Goal 9: Density in the station area. Change the existing design guidelines and create an urban design framework. Might be nice to know what these things are. Rating: Clarification needed.

Goal 10. I think this is our Transportation section. Again, DPD is out of their area of expertise here. They only focus on the Urban Village and leave the rest to City plans like the Pedestrian Master Plan, Bike Master Plan and Southeast Transportation Plan. Unfortunately, those plans don’t do much. Again, they use the padding technique, putting in projects already completed or underway this year to make it seem like we have an idea of what to do in the future.

Here is an interesting item: DPD claims to have completed a conceptual design of Beacon Avenue to Spokane Street. Where is it? Let’s find that sucker!

It looks like DPD wants to pursue everything in the future through the urban design framework. Again, what the heck is this beast?

Notice: We have a new strategy (new to DPD that is): family-friendly pedestrian and bike circulation. No phasing info. Beacon BIKES has a design grant from DON, so I guess that would be planning.

Rating for Transportation: Weak. Way too much padding.
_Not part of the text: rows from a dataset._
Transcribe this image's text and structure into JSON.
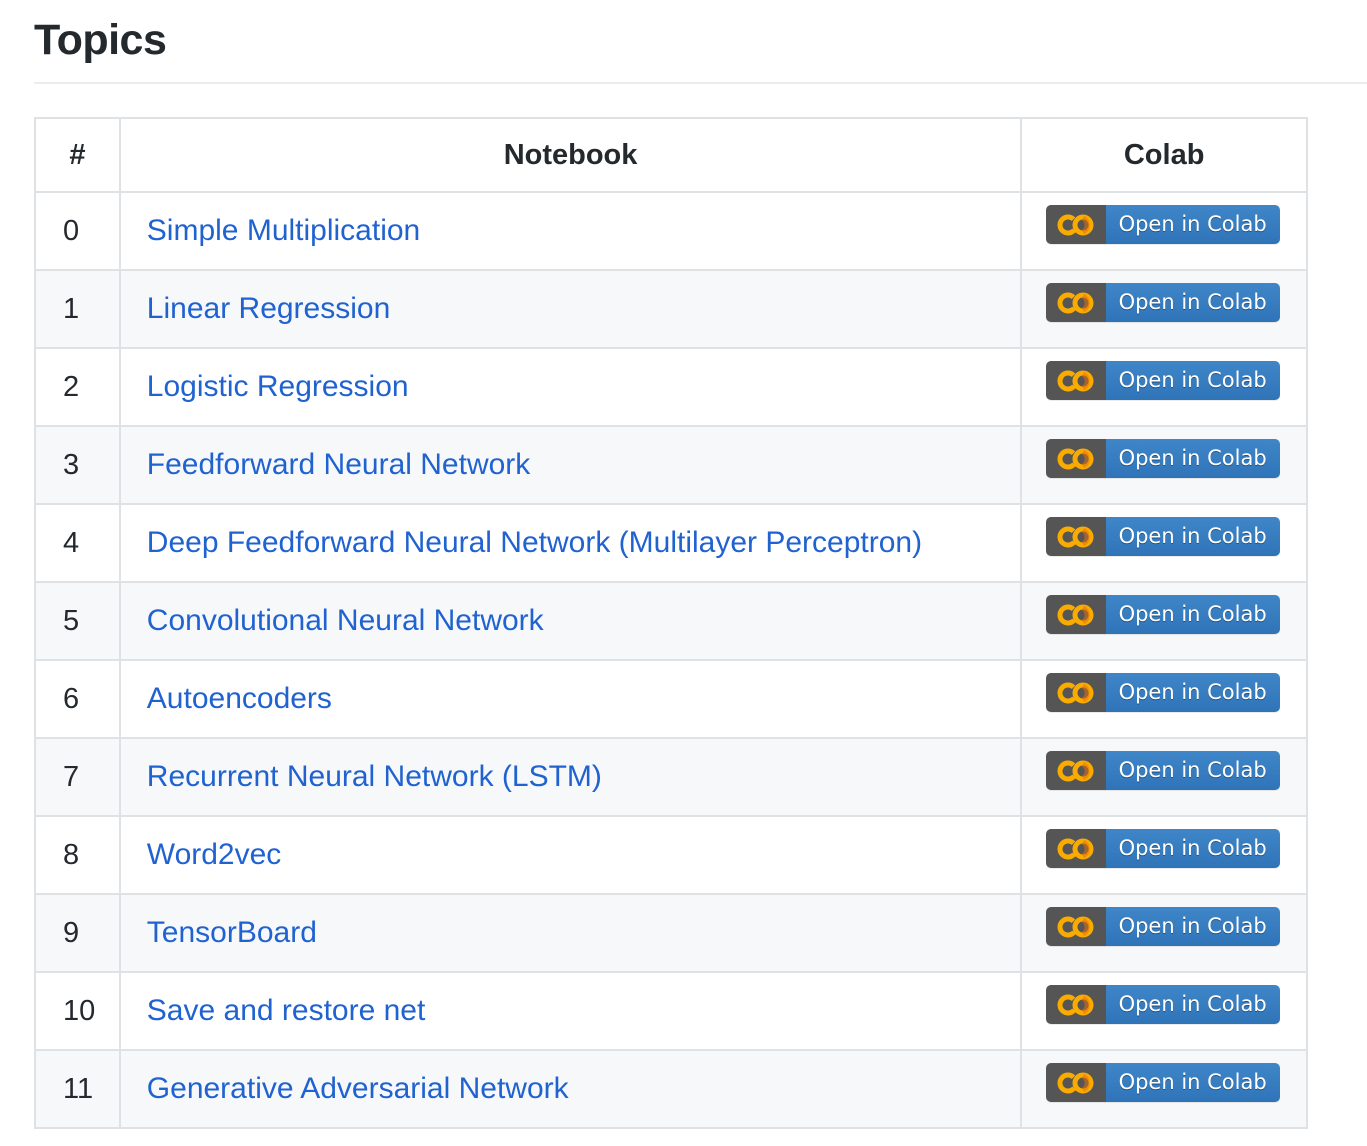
{
  "page": {
    "heading": "Topics"
  },
  "table": {
    "headers": [
      "#",
      "Notebook",
      "Colab"
    ],
    "badge": {
      "icon": "colab-logo-icon",
      "label": "Open in Colab",
      "colors": {
        "logo_bg": "#555555",
        "label_bg": "#3377b8",
        "logo_orange": "#f9ab00"
      }
    },
    "rows": [
      {
        "num": "0",
        "notebook": "Simple Multiplication"
      },
      {
        "num": "1",
        "notebook": "Linear Regression"
      },
      {
        "num": "2",
        "notebook": "Logistic Regression"
      },
      {
        "num": "3",
        "notebook": "Feedforward Neural Network"
      },
      {
        "num": "4",
        "notebook": "Deep Feedforward Neural Network (Multilayer Perceptron)"
      },
      {
        "num": "5",
        "notebook": "Convolutional Neural Network"
      },
      {
        "num": "6",
        "notebook": "Autoencoders"
      },
      {
        "num": "7",
        "notebook": "Recurrent Neural Network (LSTM)"
      },
      {
        "num": "8",
        "notebook": "Word2vec"
      },
      {
        "num": "9",
        "notebook": "TensorBoard"
      },
      {
        "num": "10",
        "notebook": "Save and restore net"
      },
      {
        "num": "11",
        "notebook": "Generative Adversarial Network"
      }
    ]
  },
  "colors": {
    "link": "#1f62d0",
    "text": "#24292e",
    "border": "#dfe2e5",
    "stripe": "#f6f8fa"
  }
}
DPD claims that they will organize multiple stewardship groups in our neighborhood to make all these things happen with more meetings. They will keep us informed.

What about the huge numbers of meetings we already organize through existing stewardship groups? Here are a few groups I know about: North Beacon Community Council, Beacon BIKES, Beacon Rocks!, BAN, Beacon Merchants Association, Jefferson Park Alliance, the Jefferson Park Project Advisory Team (Parks Department-led), the Jefferson Community Center Advisory Board, Beacon Hill Elementary PTA, Kimball PTA, Mercer PTA, Cleveland PTA. I know I missed some other groups.

If you have an opinion about your areas of interest, you might want to let City Council know before next Tuesday September 25.

Frederica Merrell was the North Beacon Hill neighborhood planning co-chair from 1998-2000, and is the co-author of Seattle’s Beacon Hill.